The classic documentary is a hallmark from an era without reality television, and it's even more fascinating and poignant than it was in 1975. Watching Big and Little Edie Beale, the aunt and cousin of Jacqueline Kennedy Onassis, traipse around the dilapidated mansion they maintain in an otherwise dashing corner of East Hampton, New York, is like seeing self-exiled recluses emerge for public grazing. That prescient approach is what makes the movie so jarring, even today. Any accusations of exploitation are softened by the intimacy that exists between the filmmakers and their high-society castaway subjects, who somehow seem to understand what they've bargained for by inviting brothers Albert and David Maysles into their home. The directing duo mostly remain silent off-camera as the Beales open up about their cloistered lifestyle with almost no prompting, as if their onetime longing for fame taught them to perform without a script.
The crisp restoration, a joint effort between the Criterion Collection and the Academy of Motion Picture Arts and Sciences, has more to say about contemporary culture than anything else on your nearest theater marquee right now.

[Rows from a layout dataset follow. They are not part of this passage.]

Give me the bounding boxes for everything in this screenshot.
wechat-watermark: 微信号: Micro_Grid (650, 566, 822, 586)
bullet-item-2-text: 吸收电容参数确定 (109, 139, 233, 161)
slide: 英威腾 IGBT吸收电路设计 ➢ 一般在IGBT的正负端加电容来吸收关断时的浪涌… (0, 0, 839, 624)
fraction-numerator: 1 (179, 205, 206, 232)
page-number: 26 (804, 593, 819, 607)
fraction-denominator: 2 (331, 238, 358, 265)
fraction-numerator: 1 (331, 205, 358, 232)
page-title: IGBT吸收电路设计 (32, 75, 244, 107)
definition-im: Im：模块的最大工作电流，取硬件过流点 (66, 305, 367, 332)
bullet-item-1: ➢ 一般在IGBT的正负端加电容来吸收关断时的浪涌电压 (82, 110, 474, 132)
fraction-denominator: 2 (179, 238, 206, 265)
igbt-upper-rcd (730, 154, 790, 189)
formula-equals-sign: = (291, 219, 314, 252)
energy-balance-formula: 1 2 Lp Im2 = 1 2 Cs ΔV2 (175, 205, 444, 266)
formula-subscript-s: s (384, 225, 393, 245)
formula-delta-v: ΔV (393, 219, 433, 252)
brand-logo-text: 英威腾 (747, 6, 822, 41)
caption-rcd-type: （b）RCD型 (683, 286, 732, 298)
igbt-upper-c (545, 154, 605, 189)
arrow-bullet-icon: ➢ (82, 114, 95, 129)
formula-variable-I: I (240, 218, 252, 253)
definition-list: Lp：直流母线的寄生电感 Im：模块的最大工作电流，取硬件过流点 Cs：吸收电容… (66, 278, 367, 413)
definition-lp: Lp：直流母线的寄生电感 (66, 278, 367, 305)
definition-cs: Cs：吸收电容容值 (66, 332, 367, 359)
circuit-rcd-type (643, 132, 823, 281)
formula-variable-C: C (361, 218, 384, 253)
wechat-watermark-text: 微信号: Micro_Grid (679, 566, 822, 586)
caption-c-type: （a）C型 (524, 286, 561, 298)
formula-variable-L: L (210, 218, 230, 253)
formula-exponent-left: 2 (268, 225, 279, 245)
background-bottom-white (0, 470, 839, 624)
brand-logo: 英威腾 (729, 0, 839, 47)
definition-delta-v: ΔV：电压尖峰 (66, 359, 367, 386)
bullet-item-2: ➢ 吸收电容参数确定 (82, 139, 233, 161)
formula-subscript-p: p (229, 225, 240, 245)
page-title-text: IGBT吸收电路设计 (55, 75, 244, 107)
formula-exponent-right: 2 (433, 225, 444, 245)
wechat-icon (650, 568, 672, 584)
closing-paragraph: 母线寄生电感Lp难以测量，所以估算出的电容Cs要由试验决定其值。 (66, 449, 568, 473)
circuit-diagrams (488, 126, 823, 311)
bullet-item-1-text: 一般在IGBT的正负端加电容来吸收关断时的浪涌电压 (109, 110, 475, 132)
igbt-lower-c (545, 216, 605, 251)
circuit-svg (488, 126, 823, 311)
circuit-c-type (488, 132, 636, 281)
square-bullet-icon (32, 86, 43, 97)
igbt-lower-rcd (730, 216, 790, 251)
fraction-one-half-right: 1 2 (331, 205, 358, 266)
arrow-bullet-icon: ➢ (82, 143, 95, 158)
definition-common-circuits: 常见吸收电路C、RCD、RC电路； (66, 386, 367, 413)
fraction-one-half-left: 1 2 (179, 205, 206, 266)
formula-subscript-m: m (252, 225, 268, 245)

A modern audience unfamiliar with the "Grey Gardens" legacy -- the movie stemmed from a media frenzy that enthralled the nation, resulting in a famous 1972 New York magazine cover story -- may overlook the movie's stronghold on popular culture. But this pull-back-the-curtain portrait is as seminal as it is compelling, arguably pioneering (along with the 1973 TV series "An American Family") fly-on-the-wall documentary filmmaking and, later, reality television.
On Thursday, hours before Maysles' death, Vanity Fair published a 2001 phone call between the filmmaker and Little Edie. Occurring years after Big Edie and David Maysles died, Little Edie had long abandoned the raccoon-infested home where she lived as a sort of captive of her mother. She took up brief residence in New York City before moving to Miami Beach, Montreal, Oakland and Bal Harbour, Florida. The call, recorded a year before her death, finds Edie assessing the Bush-Gore election results and professing her love for Maysles, all in that uncanny posh cadence. For someone who displays her soul unabashedly yet remains an elusive figure in American history, the call feels just as revealing as the 94-minute film that captures her so intimately. Read the New York magazine feature, catch "Grey Gardens" in theaters (or on home video, where it was also released), then listen to the aforementioned phone call. You'll have the Beales on your brain for days.
The restored "Grey Gardens" opens March 6 in New York. It will expand to additional cities in the coming weeks.